Anda di halaman 1dari 5

BAB I

PENDAHULUAN

A. Latar Belakang Masalah

Pernikahan adalah suatu hal yang memang senantiasa diharapkan oleh para insan.
Pernikahan tidak hanya sebagai sarana agar seseorang terbebas dari keharaman akan lawan
jenisnya. Tetapi menciptakan keluarga harmonis, bahagia dan penuh kasih sayang diantara
satu sama lain yang memang sudah menjadi tujuan dari sebuah penikahan, yaitu dengan
menciptakan keluarga yang sakinah, mawadah, warahmah.
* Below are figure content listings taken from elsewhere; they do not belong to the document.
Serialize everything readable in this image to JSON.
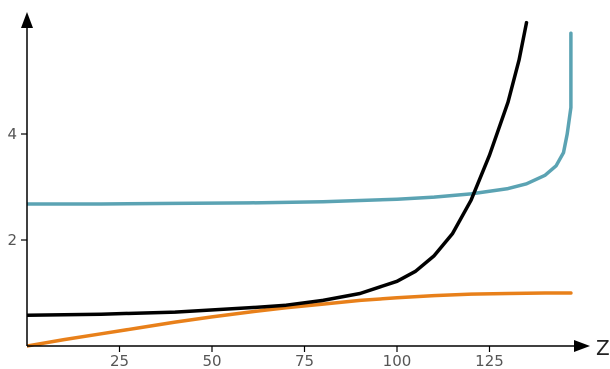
{
  "chart_data": {
    "type": "line",
    "xlabel": "Z",
    "ylabel": "",
    "xlim": [
      0,
      147
    ],
    "ylim": [
      0,
      6.2
    ],
    "x_ticks": [
      25,
      50,
      75,
      100,
      125
    ],
    "y_ticks": [
      2,
      4
    ],
    "grid": false,
    "legend": "none",
    "series": [
      {
        "color": "#e8801a",
        "x": [
          0,
          10,
          20,
          30,
          40,
          50,
          60,
          70,
          80,
          90,
          100,
          110,
          120,
          130,
          140,
          147
        ],
        "y": [
          0.0,
          0.12,
          0.23,
          0.34,
          0.45,
          0.55,
          0.64,
          0.72,
          0.79,
          0.86,
          0.91,
          0.95,
          0.98,
          0.99,
          1.0,
          1.0
        ]
      },
      {
        "color": "#5ba3b3",
        "x": [
          0,
          20,
          40,
          60,
          80,
          100,
          110,
          120,
          130,
          135,
          140,
          143,
          145,
          146,
          147,
          147
        ],
        "y": [
          2.68,
          2.68,
          2.69,
          2.7,
          2.72,
          2.77,
          2.81,
          2.87,
          2.97,
          3.06,
          3.22,
          3.4,
          3.65,
          4.0,
          4.5,
          5.9
        ]
      },
      {
        "color": "#000000",
        "x": [
          0,
          20,
          40,
          60,
          70,
          80,
          90,
          100,
          105,
          110,
          115,
          120,
          125,
          130,
          133,
          135
        ],
        "y": [
          0.58,
          0.6,
          0.64,
          0.72,
          0.77,
          0.86,
          0.99,
          1.22,
          1.41,
          1.7,
          2.12,
          2.75,
          3.6,
          4.6,
          5.4,
          6.1
        ]
      }
    ]
  }
}
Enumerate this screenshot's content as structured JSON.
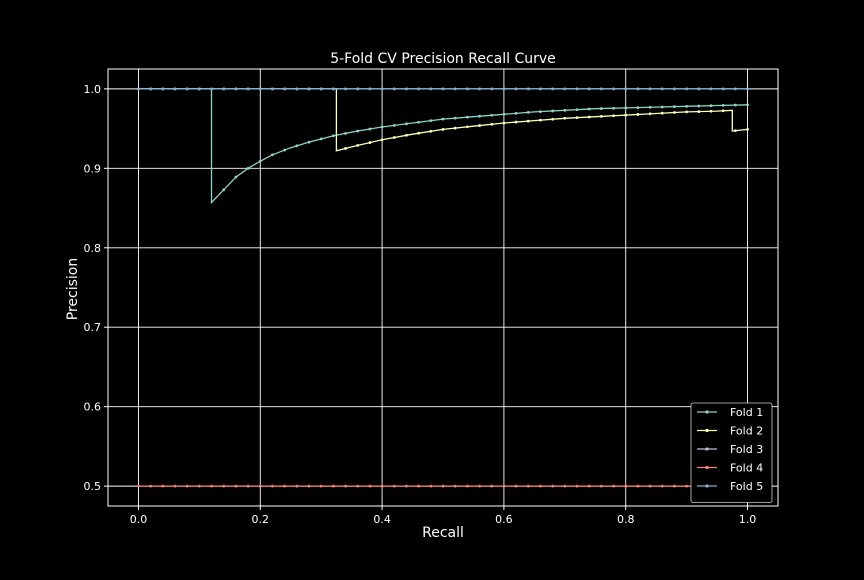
{
  "chart_data": {
    "type": "line",
    "title": "5-Fold CV Precision Recall Curve",
    "xlabel": "Recall",
    "ylabel": "Precision",
    "xlim": [
      -0.05,
      1.05
    ],
    "ylim": [
      0.475,
      1.025
    ],
    "xticks": [
      0.0,
      0.2,
      0.4,
      0.6,
      0.8,
      1.0
    ],
    "xtick_labels": [
      "0.0",
      "0.2",
      "0.4",
      "0.6",
      "0.8",
      "1.0"
    ],
    "yticks": [
      0.5,
      0.6,
      0.7,
      0.8,
      0.9,
      1.0
    ],
    "ytick_labels": [
      "0.5",
      "0.6",
      "0.7",
      "0.8",
      "0.9",
      "1.0"
    ],
    "grid": true,
    "background": "#000000",
    "legend_position": "lower-right",
    "series": [
      {
        "name": "Fold 1",
        "color": "#8dd3c7",
        "x": [
          0.0,
          0.12,
          0.12,
          0.14,
          0.16,
          0.18,
          0.2,
          0.22,
          0.25,
          0.28,
          0.32,
          0.36,
          0.4,
          0.45,
          0.5,
          0.55,
          0.6,
          0.65,
          0.7,
          0.75,
          0.8,
          0.85,
          0.9,
          0.95,
          1.0
        ],
        "y": [
          1.0,
          1.0,
          0.857,
          0.873,
          0.889,
          0.9,
          0.909,
          0.917,
          0.926,
          0.933,
          0.941,
          0.947,
          0.952,
          0.957,
          0.962,
          0.965,
          0.968,
          0.971,
          0.973,
          0.975,
          0.976,
          0.977,
          0.978,
          0.979,
          0.98
        ]
      },
      {
        "name": "Fold 2",
        "color": "#feffb3",
        "x": [
          0.0,
          0.325,
          0.325,
          0.35,
          0.4,
          0.45,
          0.5,
          0.55,
          0.6,
          0.65,
          0.7,
          0.75,
          0.8,
          0.85,
          0.9,
          0.95,
          0.975,
          0.975,
          1.0
        ],
        "y": [
          1.0,
          1.0,
          0.922,
          0.927,
          0.936,
          0.943,
          0.949,
          0.953,
          0.957,
          0.96,
          0.963,
          0.965,
          0.967,
          0.969,
          0.971,
          0.972,
          0.973,
          0.947,
          0.949
        ]
      },
      {
        "name": "Fold 3",
        "color": "#bfbbd9",
        "x": [
          0.0,
          1.0
        ],
        "y": [
          1.0,
          1.0
        ]
      },
      {
        "name": "Fold 4",
        "color": "#fa8174",
        "x": [
          0.0,
          1.0
        ],
        "y": [
          0.5,
          0.5
        ]
      },
      {
        "name": "Fold 5",
        "color": "#81b1d2",
        "x": [
          0.0,
          1.0
        ],
        "y": [
          1.0,
          1.0
        ]
      }
    ]
  }
}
Umumnya setiap orang yang akan berkeluarga pasti mengharapkan akan terciptanya
kebahagiaan dan keharmonisan dalam rumah tangganya. Namun kenyataan tidak selalu
sejalan dengan harapan. Ketegangan dan konflik tidak jarang terjadi. Perselisihan pendapat,
perdebatan, pertengkaran, saling mengejek, atau bahkan memaki pun lumrah terjadi. Dan
pada kenyataannya banyak persoalan dalam rumah tangga meskipun terlihat kecil dan sepele,
namun dapat mengakibatkan tergangunya keharamonisan hubungan suami istri. Sehingga
memunculkan apa yang biasa kita kenal dalam hukum islam dengan istilah nuzyuz
(kedurhakaan).

Oleh karena itu, penulis tertarik untuk mengusung tema yang memang berkenaan
dengan problem rumah tangga yaitu masalah nusyuz, akibat hukumnya dan tata cara
penyelesaiannya.

B. Rumusan Masalah
a. Apa pengertian dari nusyuz?
b. Apa landasan hukum dari nusyuz?
c. Apa saja kriteria nusyuz?
d. Apa saja macam-macam nusyuz?
e. Apa akibat hukum dari nusyuz?
f. Bagaimana tata cara penyelesaian nusyuz?

C. Tujuan Penelitian
a. Untuk mengetahui apa pengertian dari nusyuz.
b. Untuk mengetahui apa landasan hukum dari nusyuz.
c. Untuk mengetahui apa saja kriteria nusyuz.
d. Untuk mengetahui apa saja macam-macam dari nusyuz.
e. Untuk mengetahui apa akibat hukum dari nusyuz.
f. Untuk menhetahui bagaimana tata cara penyelesaian nusyuz.
BAB II

PEMBAHASAN

A. Pengertian Nusyuz

Nusyuz berasal dari kata nazyaya-yansyuzu-nasyazan wa nusyuzan, yang berarti


meninggi, menonjol, durhaka menentang, atau bertindak kasar. 1 Sikap tidak patuh dari salah
seorang diantara suami dan isteri atau perubahan sikap suami atau isteri.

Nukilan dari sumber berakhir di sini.